If I got extra sleep in the next day or so I was fine. If I didn’t get sleep, I would get more negative until I would catch up on my sleep.
It would very quickly spiral downhill from there, as I got more negative I had a harder time sleeping which led to more anger. Not a good cycle!
Once I was able to see the pattern I was able to take steps to reverse my negativity
I want to make it very clear that my depression was very minimal. Mine is tied entirely to my sleep. If I’m getting a reasonable amount of sleep then I’m totally fine.
I know that not all women are as lucky as I’ve been.
I don’t want to downplay the depression that other women feel and imply that they just need sleep to solve everything.
Post-Partum Depression is very real and very scary. I’ve had friends who literally couldn’t get out of bed or function as a result of depression.
These are women who were completely normal, healthy and happy.
Pregnancy can really mess up the hormones in our body and if we aren’t careful can cause some very major issues. Depression is real and affects people very differently.
I wrote this post, not for sympathy, but to bring awareness to this issue. If you know me personally, you would be shocked that I struggle with post-partum depression. Even my close friends I’ve shared my story with are surprised.
I held it together really, really well. I can be a bit prideful at times. From the outside, you would never guess I was struggling.
I wasn’t about to let myself get beat by some stupid depression, so I held my feelings of inadequacy inside for significantly longer than I should have. It wasn’t until I finally started talking about my struggles that I was able to admit it wasn’t my fault and start asking for help.
One of the hardest things for me was asking Aaron for help. I had it in my head that I could do it all. I was on maternity leave and shouldn’t need his help, he needed his sleep for work. I had all the excuses for not asking but forgot the biggest reason for asking.
Aaron loves me and Ella and wants to help. He can’t help unless I tell him what I need.
It sounds so simple, but when you are struggling with depression sometimes logic goes out the window. All you can see is your failures and inability to hold it together staring you in the face.

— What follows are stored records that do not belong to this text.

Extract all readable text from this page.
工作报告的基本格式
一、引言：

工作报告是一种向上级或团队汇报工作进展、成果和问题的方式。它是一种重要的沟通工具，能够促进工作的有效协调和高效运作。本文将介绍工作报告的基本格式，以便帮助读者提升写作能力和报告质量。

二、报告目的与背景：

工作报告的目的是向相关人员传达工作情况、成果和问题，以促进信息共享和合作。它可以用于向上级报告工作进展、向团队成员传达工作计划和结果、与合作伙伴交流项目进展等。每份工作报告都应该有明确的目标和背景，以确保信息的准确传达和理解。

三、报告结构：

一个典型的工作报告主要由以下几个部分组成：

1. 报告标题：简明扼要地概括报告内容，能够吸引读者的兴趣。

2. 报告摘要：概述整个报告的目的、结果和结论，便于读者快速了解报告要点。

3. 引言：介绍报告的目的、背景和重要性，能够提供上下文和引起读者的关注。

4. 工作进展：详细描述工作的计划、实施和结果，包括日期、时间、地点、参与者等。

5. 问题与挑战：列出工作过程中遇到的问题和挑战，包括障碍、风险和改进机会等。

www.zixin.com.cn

How I Currently Deal my Postpartum Depression:
Ella is 9 months old now. You would think that everything was back to normal by now – it isn’t. I hope that my body chemistry gets back to normal soon. In the mean time, I still struggle occasionally.
It sounds extreme, but I track my sleeping on my Fitbit Blaze. If I go below 5.5 hours for more than 2 nights in a row, I take steps.

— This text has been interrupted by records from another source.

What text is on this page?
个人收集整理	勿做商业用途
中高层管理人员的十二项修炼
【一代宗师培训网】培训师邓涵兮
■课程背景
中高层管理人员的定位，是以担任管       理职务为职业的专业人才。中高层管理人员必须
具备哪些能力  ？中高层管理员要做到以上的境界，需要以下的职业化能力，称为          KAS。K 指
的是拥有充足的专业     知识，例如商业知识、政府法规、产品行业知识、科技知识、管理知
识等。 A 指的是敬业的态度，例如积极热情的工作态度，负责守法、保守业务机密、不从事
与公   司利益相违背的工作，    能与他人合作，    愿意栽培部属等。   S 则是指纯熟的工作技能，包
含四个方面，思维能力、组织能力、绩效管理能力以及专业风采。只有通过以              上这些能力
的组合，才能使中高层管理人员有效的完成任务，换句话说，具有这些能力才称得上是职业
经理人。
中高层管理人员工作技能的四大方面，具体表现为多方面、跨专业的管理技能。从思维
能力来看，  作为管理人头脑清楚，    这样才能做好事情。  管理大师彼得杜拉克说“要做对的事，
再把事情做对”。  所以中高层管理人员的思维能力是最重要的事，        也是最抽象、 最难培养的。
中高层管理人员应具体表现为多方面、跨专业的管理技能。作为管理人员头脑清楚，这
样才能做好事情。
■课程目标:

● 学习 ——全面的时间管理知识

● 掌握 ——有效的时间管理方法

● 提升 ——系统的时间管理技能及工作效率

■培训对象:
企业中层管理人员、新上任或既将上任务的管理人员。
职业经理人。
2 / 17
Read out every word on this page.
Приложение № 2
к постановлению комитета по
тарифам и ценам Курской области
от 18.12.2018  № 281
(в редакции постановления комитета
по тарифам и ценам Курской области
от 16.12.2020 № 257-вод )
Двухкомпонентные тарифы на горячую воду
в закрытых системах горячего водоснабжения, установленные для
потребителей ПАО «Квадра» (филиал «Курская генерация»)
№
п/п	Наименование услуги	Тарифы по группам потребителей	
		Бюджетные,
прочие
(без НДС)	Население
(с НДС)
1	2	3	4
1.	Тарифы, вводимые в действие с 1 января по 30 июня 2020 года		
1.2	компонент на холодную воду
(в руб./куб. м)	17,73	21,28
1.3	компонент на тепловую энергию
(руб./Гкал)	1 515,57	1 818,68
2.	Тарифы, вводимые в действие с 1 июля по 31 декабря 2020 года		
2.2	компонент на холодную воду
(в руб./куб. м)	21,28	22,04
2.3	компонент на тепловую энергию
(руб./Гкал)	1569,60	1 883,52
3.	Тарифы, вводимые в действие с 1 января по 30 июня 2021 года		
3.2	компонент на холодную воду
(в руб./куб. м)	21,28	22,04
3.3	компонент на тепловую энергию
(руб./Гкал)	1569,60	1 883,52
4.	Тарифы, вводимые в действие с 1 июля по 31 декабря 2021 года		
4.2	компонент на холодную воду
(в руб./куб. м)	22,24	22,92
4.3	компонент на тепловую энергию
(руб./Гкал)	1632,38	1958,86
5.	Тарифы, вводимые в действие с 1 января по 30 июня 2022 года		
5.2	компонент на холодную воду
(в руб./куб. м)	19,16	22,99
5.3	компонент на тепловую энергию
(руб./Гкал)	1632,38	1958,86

Tracking my sleep has helped significantly. Since I’m getting more sleep I don’t have the negative feelings as frequently, but they are still there. They lurk at the edge of my brain and when I wake up at 3:00 AM, they are always right there just waiting to rush in.
I know it sounds stupid, but if you have been there, you totally get what I mean. If I let them in, they swirl around and build up until I’m just drowning in negativity.

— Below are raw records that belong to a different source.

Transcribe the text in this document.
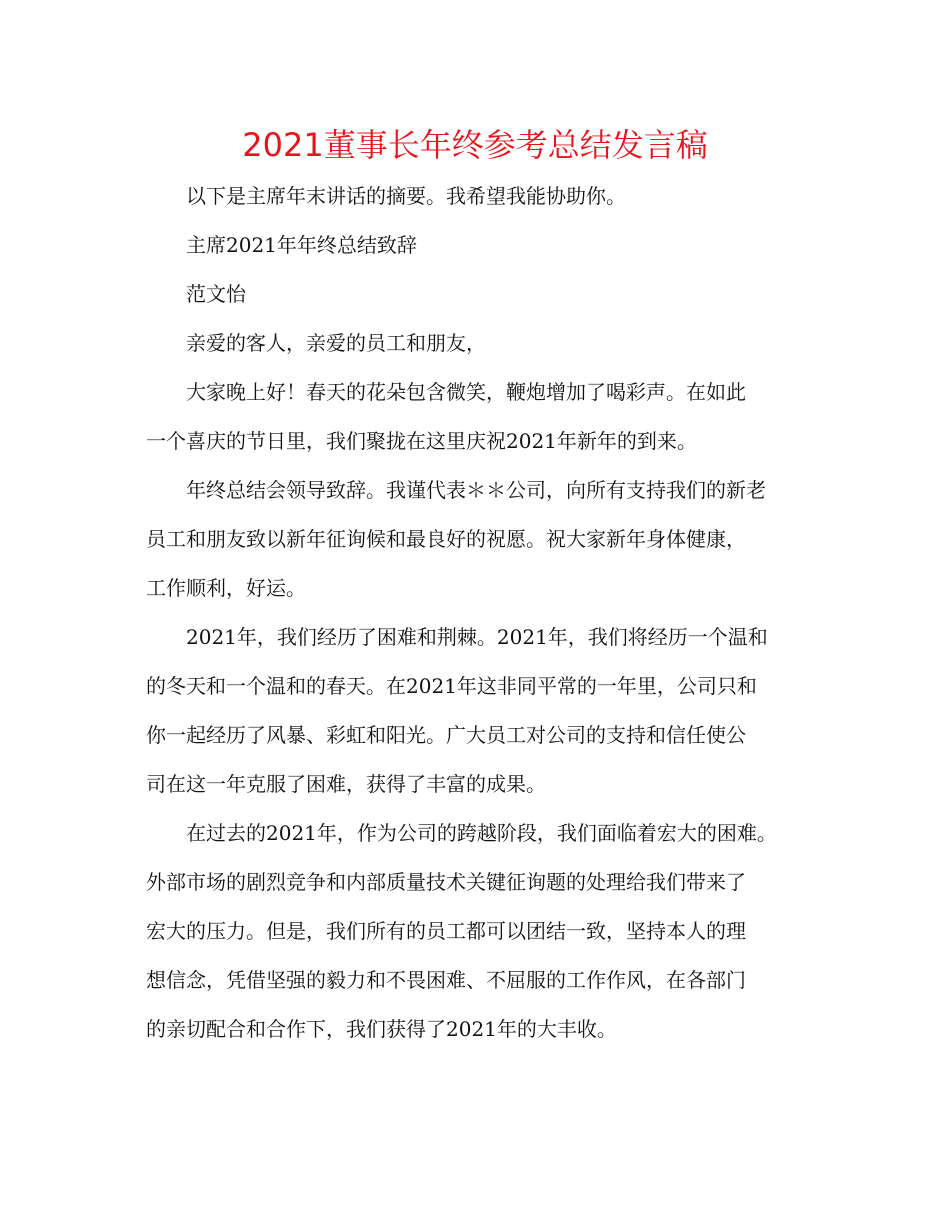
2021董事长年终参考总结发言稿

以下是主席年末讲话的摘要。我希望我能协助你。

主席2021年年终总结致辞

范文怡

亲爱的客人，亲爱的员工和朋友，

大家晚上好！春天的花朵包含微笑，鞭炮增加了喝彩声。在如此
一个喜庆的节日里，我们聚拢在这里庆祝2021年新年的到来。

年终总结会领导致辞。我谨代表＊＊公司，向所有支持我们的新老
员工和朋友致以新年征询候和最良好的祝愿。祝大家新年身体健康，
工作顺利，好运。

2021年，我们经历了困难和荆棘。2021年，我们将经历一个温和
的冬天和一个温和的春天。在2021年这非同平常的一年里，公司只和
你一起经历了风暴、彩虹和阳光。广大员工对公司的支持和信任使公
司在这一年克服了困难，获得了丰富的成果。

在过去的2021年，作为公司的跨越阶段，我们面临着宏大的困难。
外部市场的剧烈竞争和内部质量技术关键征询题的处理给我们带来了
宏大的压力。但是，我们所有的员工都可以团结一致，坚持本人的理
想信念，凭借坚强的毅力和不畏困难、不屈服的工作作风，在各部门
的亲切配合和合作下，我们获得了2021年的大丰收。
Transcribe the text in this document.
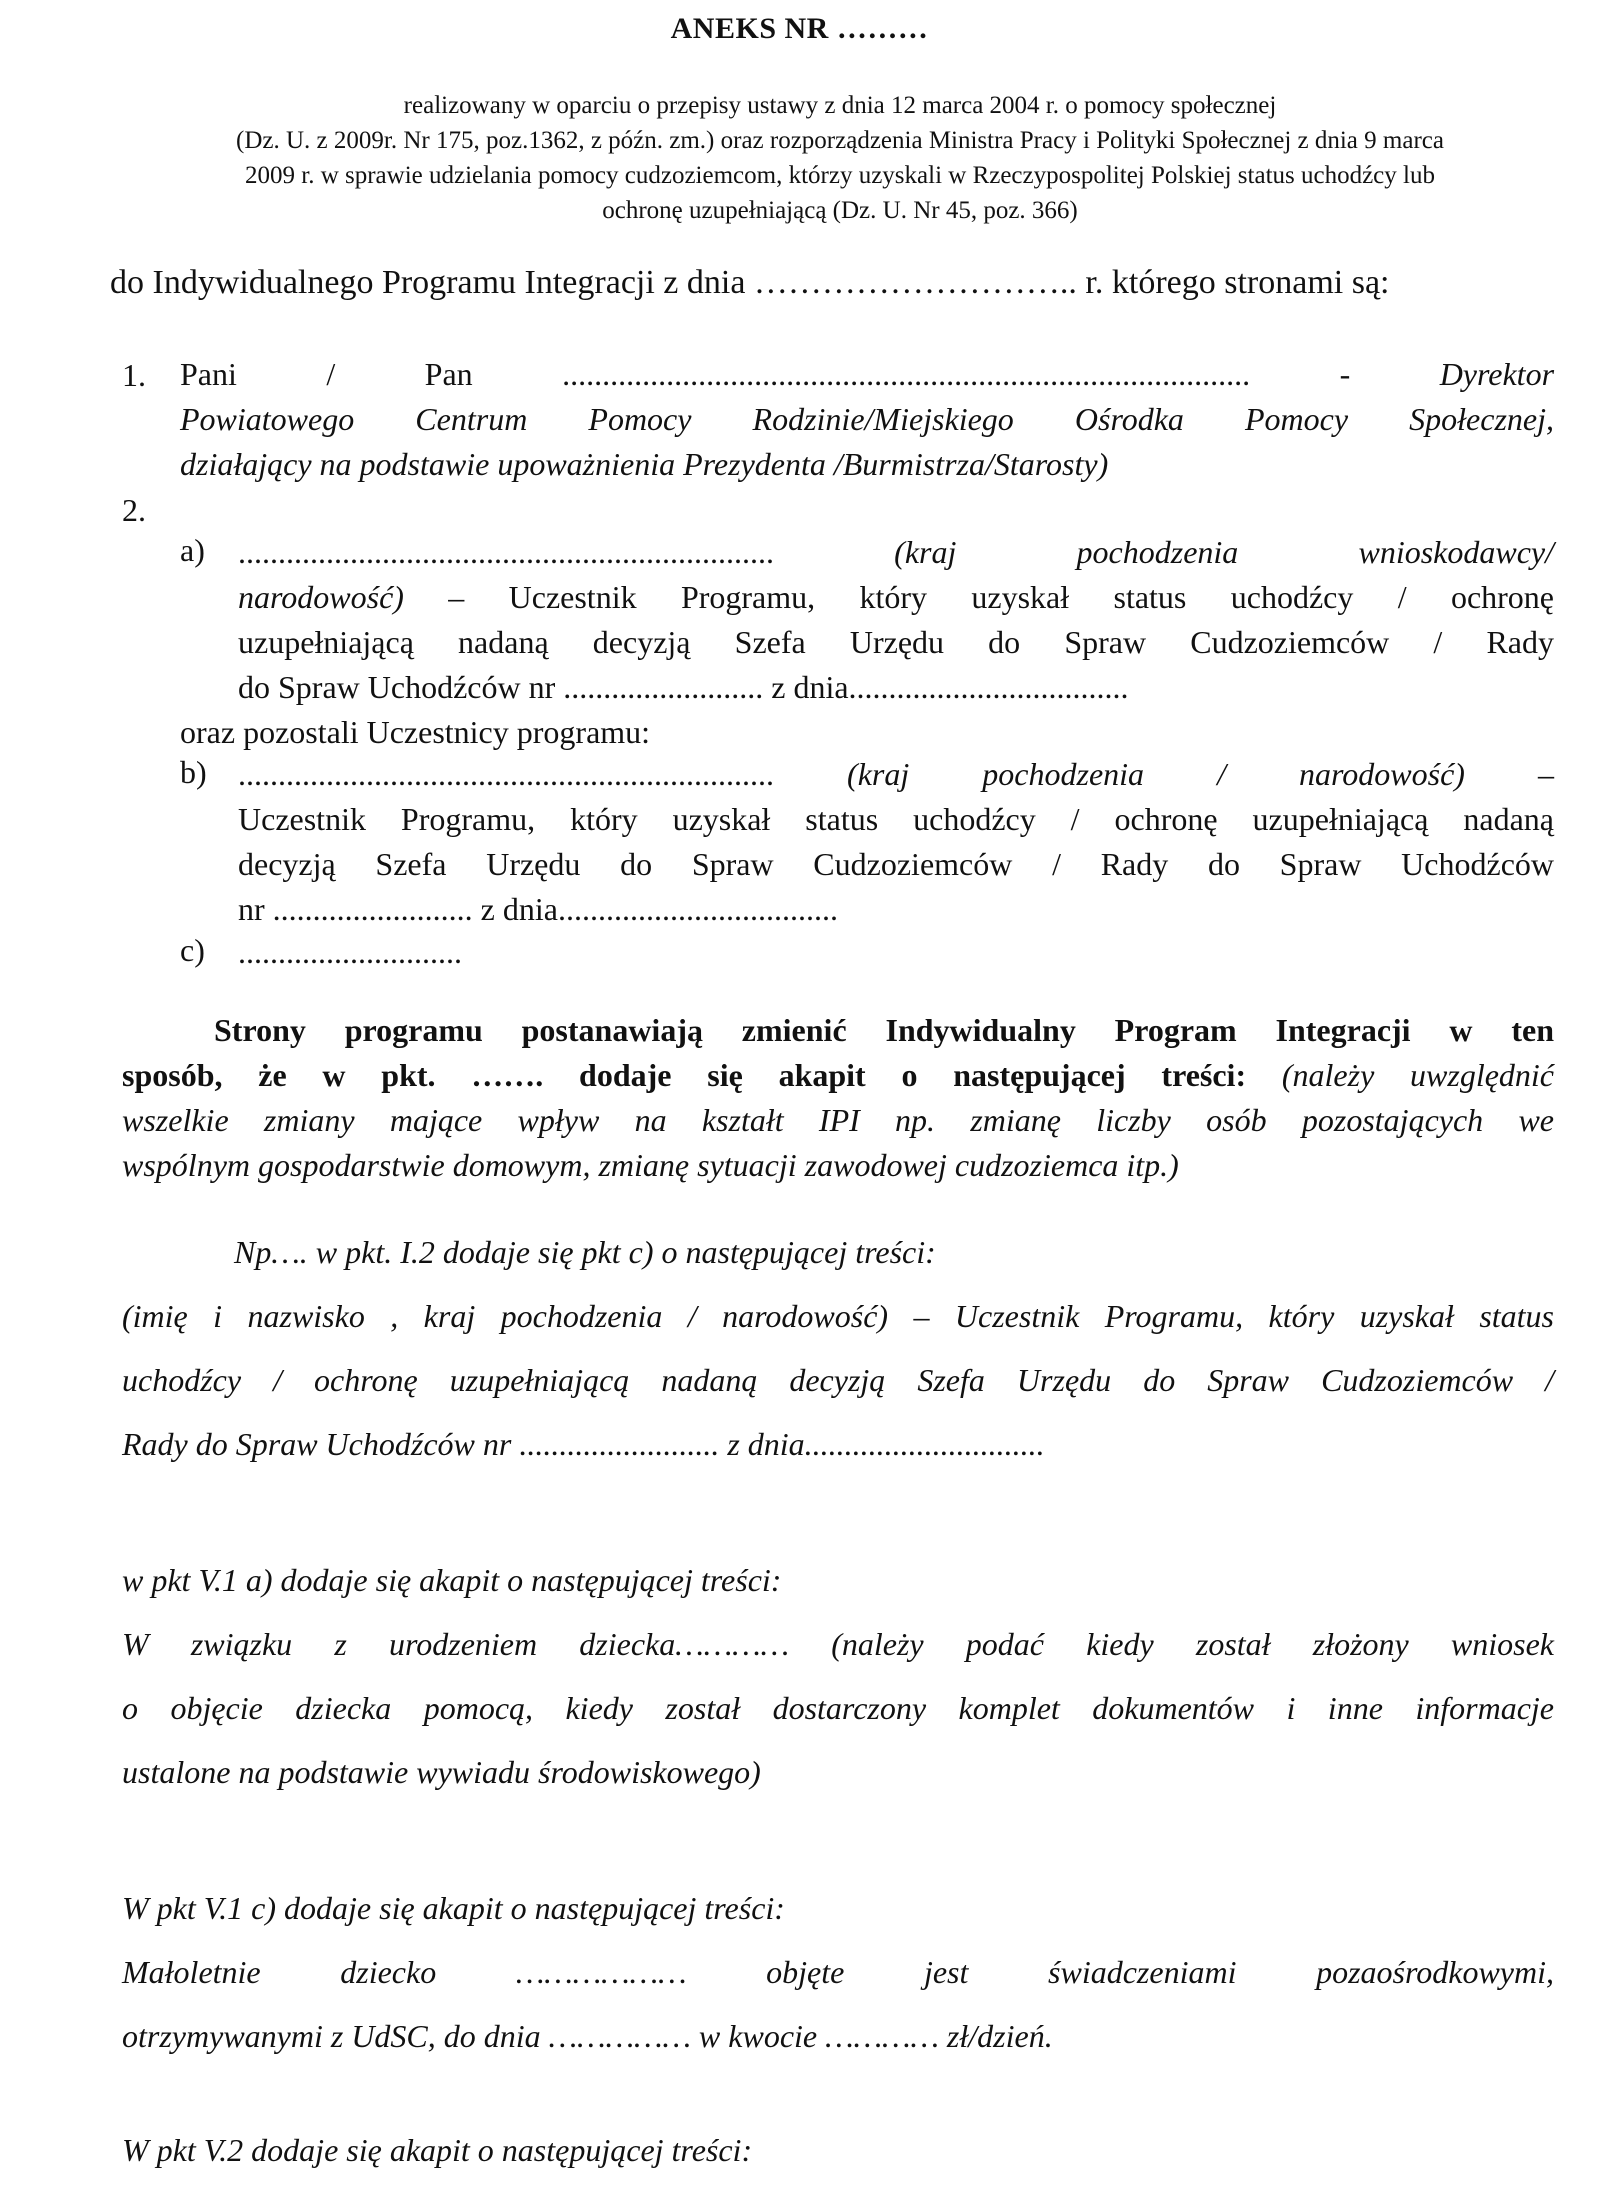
ANEKS NR ………
realizowany w oparciu o przepisy ustawy z dnia 12 marca 2004 r. o pomocy społecznej
(Dz. U. z 2009r. Nr 175, poz.1362, z późn. zm.) oraz rozporządzenia Ministra Pracy i Polityki Społecznej z dnia 9 marca
2009 r. w sprawie udzielania pomocy cudzoziemcom, którzy uzyskali w Rzeczypospolitej Polskiej status uchodźcy lub
ochronę uzupełniającą (Dz. U. Nr 45, poz. 366)
do Indywidualnego Programu Integracji z dnia ……………………….. r. którego stronami są:
1. Pani / Pan ...................................................................................... -	Dyrektor
Powiatowego Centrum Pomocy Rodzinie/Miejskiego Ośrodka Pomocy Społecznej,
działający na podstawie upoważnienia Prezydenta /Burmistrza/Starosty)
2.
a) ...................................................................	(kraj pochodzenia wnioskodawcy/
narodowość) – Uczestnik Programu, który uzyskał status uchodźcy / ochronę
uzupełniającą nadaną decyzją Szefa Urzędu do Spraw Cudzoziemców / Rady
do Spraw Uchodźców nr ......................... z dnia...................................
oraz pozostali Uczestnicy programu:
b) ................................................................... (kraj pochodzenia / narodowość) –
Uczestnik Programu, który uzyskał status uchodźcy / ochronę uzupełniającą nadaną
decyzją Szefa Urzędu do Spraw Cudzoziemców / Rady do Spraw Uchodźców
nr ......................... z dnia...................................
c) ............................
Strony programu postanawiają zmienić Indywidualny Program Integracji w ten
sposób, że w pkt. ……. dodaje się akapit o następującej treści: (należy uwzględnić
wszelkie zmiany mające wpływ na kształt IPI np. zmianę liczby osób pozostających we
wspólnym gospodarstwie domowym, zmianę sytuacji zawodowej cudzoziemca itp.)
Np…. w pkt. I.2 dodaje się pkt c) o następującej treści:
(imię i nazwisko , kraj pochodzenia / narodowość) – Uczestnik Programu, który uzyskał status
uchodźcy / ochronę uzupełniającą nadaną decyzją Szefa Urzędu do Spraw Cudzoziemców /
Rady do Spraw Uchodźców nr ......................... z dnia..............................
w pkt V.1 a) dodaje się akapit o następującej treści:
W związku z urodzeniem dziecka………… (należy podać kiedy został złożony wniosek
o objęcie dziecka pomocą, kiedy został dostarczony komplet dokumentów i inne informacje
ustalone na podstawie wywiadu środowiskowego)
W pkt V.1 c) dodaje się akapit o następującej treści:
Małoletnie dziecko ……………… objęte jest świadczeniami pozaośrodkowymi,
otrzymywanymi z UdSC, do dnia …………… w kwocie ………… zł/dzień.
W pkt V.2 dodaje się akapit o następującej treści:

Fortunately, I recognize the signs now and rarely get caught in the negativity track. When I do, I’ve learned to listen to LDS Conference talks or positive music. Occasionally, I get up in the middle of the night and do yoga.
The trick is to find a way of distracting my brain. My tips aren’t going to work for those with extreme depression.
Ask for Help if you are Struggling with Depression
If you feel like you are suffering from depression (post-partum or regular), please share your concerns and reach out for help. Don’t suffer in silence and just expect your negative feelings to go away.
Depression doesn’t just disappear. Until you can locate your stressors and address them, you will continue to have issues.
Please, please, please ask for help. Don’t get caught in the cycle and hurt yourself further. It isn’t worth the pain you will cause yourself and your family. Ask for help!!